To assess the practical benefit of Bayesian Optimization, I ran 100 independent optimization campaigns using (1) a random recommender and (2) the BayBE recommender (with a Random Forest surrogate model). For the random recommender we expect that only in 50 out of the 100 campaigns we measure a pendulum hardness above 102. With the BayBE recommender we need to be much better than that to call it a success.

Here are the results:

Random recommender: Exceeded the threshold in 47 out of 100 campaigns (similar as what we expected from our simulation).
Bayesian recommender (BayBE): Exceeded the threshold in 98 out of 100 campaigns.

Wow! With just 10 out of 64 total experiments, it almost always found one of the best points in the entire dataset. If we picked 10 at random only in 50 % of the time we would come to the same result. Not bad I would say.

Disclaimer: If you change BATCH_SIZE = 5 and N_CYCLES = 2 you only get 84 % of campaigns extending the treshold but that is still more than the 50 % you get with random sampling.

7. How does it compare to fractional factorial design?
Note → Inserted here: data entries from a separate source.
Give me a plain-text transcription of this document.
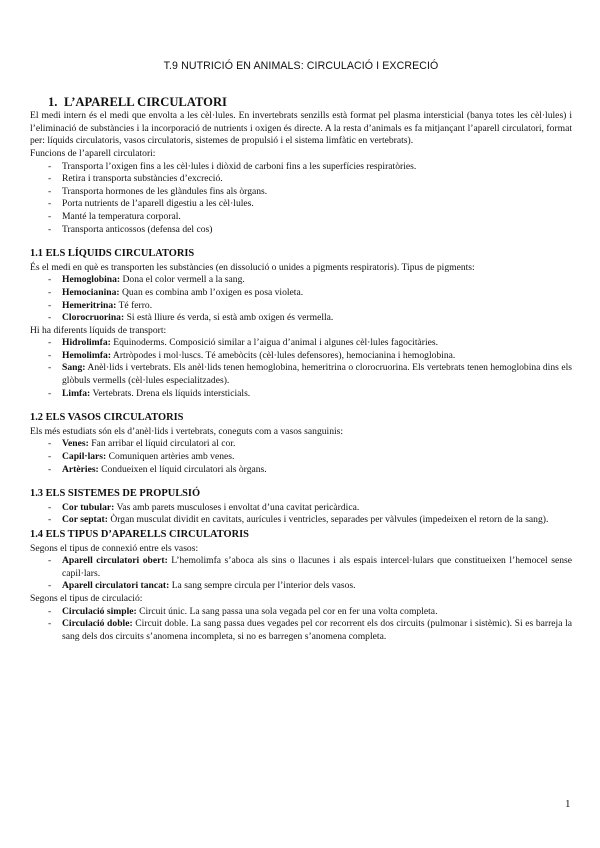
T.9 NUTRICIÓ EN ANIMALS: CIRCULACIÓ I EXCRECIÓ
1. L’APARELL CIRCULATORI

El medi intern és el medi que envolta a les cèl·lules. En invertebrats senzills està format pel plasma intersticial (banya totes les cèl·lules) i l’eliminació de substàncies i la incorporació de nutrients i oxigen és directe. A la resta d’animals es fa mitjançant l’aparell circulatori, format per: líquids circulatoris, vasos circulatoris, sistemes de propulsió i el sistema limfàtic en vertebrats).

Funcions de l’aparell circulatori:

- Transporta l’oxigen fins a les cèl·lules i diòxid de carboni fins a les superfícies respiratòries.
- Retira i transporta substàncies d’excreció.
- Transporta hormones de les glàndules fins als òrgans.
- Porta nutrients de l’aparell digestiu a les cèl·lules.
- Manté la temperatura corporal.
- Transporta anticossos (defensa del cos)
1.1 ELS LÍQUIDS CIRCULATORIS

És el medi en què es transporten les substàncies (en dissolució o unides a pigments respiratoris). Tipus de pigments:

- Hemoglobina: Dona el color vermell a la sang.
- Hemocianina: Quan es combina amb l’oxigen es posa violeta.
- Hemeritrina: Té ferro.
- Clorocruorina: Si està lliure és verda, si està amb oxigen és vermella.

Hi ha diferents líquids de transport:

- Hidrolimfa: Equinoderms. Composició similar a l’aigua d’animal i algunes cèl·lules fagocitàries.
- Hemolimfa: Artròpodes i mol·luscs. Té amebòcits (cèl·lules defensores), hemocianina i hemoglobina.
- Sang: Anèl·lids i vertebrats. Els anèl·lids tenen hemoglobina, hemeritrina o clorocruorina. Els vertebrats tenen hemoglobina dins els glòbuls vermells (cèl·lules especialitzades).
- Limfa: Vertebrats. Drena els líquids intersticials.
1.2 ELS VASOS CIRCULATORIS

Els més estudiats són els d’anèl·lids i vertebrats, coneguts com a vasos sanguinis:

- Venes: Fan arribar el líquid circulatori al cor.
- Capil·lars: Comuniquen artèries amb venes.
- Artèries: Condueixen el líquid circulatori als òrgans.
1.3 ELS SISTEMES DE PROPULSIÓ
- Cor tubular: Vas amb parets musculoses i envoltat d’una cavitat pericàrdica.
- Cor septat: Òrgan musculat dividit en cavitats, aurícules i ventricles, separades per vàlvules (impedeixen el retorn de la sang).
1.4 ELS TIPUS D’APARELLS CIRCULATORIS

Segons el tipus de connexió entre els vasos:

- Aparell circulatori obert: L’hemolimfa s’aboca als sins o llacunes i als espais intercel·lulars que constitueixen l’hemocel sense capil·lars.
- Aparell circulatori tancat: La sang sempre circula per l’interior dels vasos.

Segons el tipus de circulació:

- Circulació simple: Circuit únic. La sang passa una sola vegada pel cor en fer una volta completa.
- Circulació doble: Circuit doble. La sang passa dues vegades pel cor recorrent els dos circuits (pulmonar i sistèmic). Si es barreja la sang dels dos circuits s’anomena incompleta, si no es barregen s’anomena completa.
1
Now, rarely in practice would we randomly draw samples but probably use some DOE plans. For a full factorial design, we need 64 experiments, which is not practical. A common alternative is a fractional factorial design, which reduces the number of experiments while still covering the factor space systematically.
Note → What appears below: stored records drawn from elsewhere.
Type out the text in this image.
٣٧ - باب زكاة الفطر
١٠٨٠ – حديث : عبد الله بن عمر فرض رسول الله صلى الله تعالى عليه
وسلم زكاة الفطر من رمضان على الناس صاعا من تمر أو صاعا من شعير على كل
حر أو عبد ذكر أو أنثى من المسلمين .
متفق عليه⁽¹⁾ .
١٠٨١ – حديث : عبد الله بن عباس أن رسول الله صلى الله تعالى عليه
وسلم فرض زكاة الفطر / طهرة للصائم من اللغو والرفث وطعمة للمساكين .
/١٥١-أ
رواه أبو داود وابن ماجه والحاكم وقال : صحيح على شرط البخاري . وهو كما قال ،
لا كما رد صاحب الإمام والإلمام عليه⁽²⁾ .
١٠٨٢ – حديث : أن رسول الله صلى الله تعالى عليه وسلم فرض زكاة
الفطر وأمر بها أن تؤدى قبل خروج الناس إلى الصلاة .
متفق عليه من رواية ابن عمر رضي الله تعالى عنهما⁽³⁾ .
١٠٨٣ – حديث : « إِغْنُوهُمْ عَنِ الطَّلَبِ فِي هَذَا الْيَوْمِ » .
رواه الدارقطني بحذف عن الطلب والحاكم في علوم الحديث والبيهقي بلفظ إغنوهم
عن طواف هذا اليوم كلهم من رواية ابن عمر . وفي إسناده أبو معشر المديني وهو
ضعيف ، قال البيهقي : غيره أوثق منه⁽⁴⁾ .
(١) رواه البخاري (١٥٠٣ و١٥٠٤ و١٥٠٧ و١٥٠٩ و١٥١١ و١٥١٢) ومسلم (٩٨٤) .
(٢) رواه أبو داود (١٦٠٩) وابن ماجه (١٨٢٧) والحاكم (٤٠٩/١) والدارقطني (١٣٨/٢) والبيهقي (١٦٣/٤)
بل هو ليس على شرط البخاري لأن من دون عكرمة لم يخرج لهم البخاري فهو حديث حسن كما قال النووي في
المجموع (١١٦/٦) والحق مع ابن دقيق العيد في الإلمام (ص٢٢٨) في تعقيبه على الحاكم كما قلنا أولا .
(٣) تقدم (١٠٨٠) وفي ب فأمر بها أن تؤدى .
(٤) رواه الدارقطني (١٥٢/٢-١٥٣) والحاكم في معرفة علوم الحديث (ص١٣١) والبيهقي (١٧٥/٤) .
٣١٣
Here is an example of a fractional factorial design (8 runs, Resolution III):

run_order	Temp_coded	PVC_coded	CatalystConc_coded	Crosslinking_coded	CatalystType_coded	HardenerType_coded	PendelumHardness
1	-1	-1	-1	-1	-1	-1	67
2	1	-1	-1	1	1	1	102
3	-1	1	-1	1	1	-1	78
4	1	1	-1	-1	-1	1	95
5	-1	-1	1	1	-1	1	76
6	1	-1	1	-1	1	-1	93
7	-1	1	1	-1	1	1	52
8	1	1	1	1	-1	-1	99

Fractional factorial designs are efficient and ensure good coverage of the factor space. In the table above we also find an example that has a pendulum hardness of 102. With only 8 experiments, which is also a good result.

Why Bayesian Optimization might be better:

Bayesian Optimization adapts its search based on observed results, focusing resources on the most promising regions of the factor space.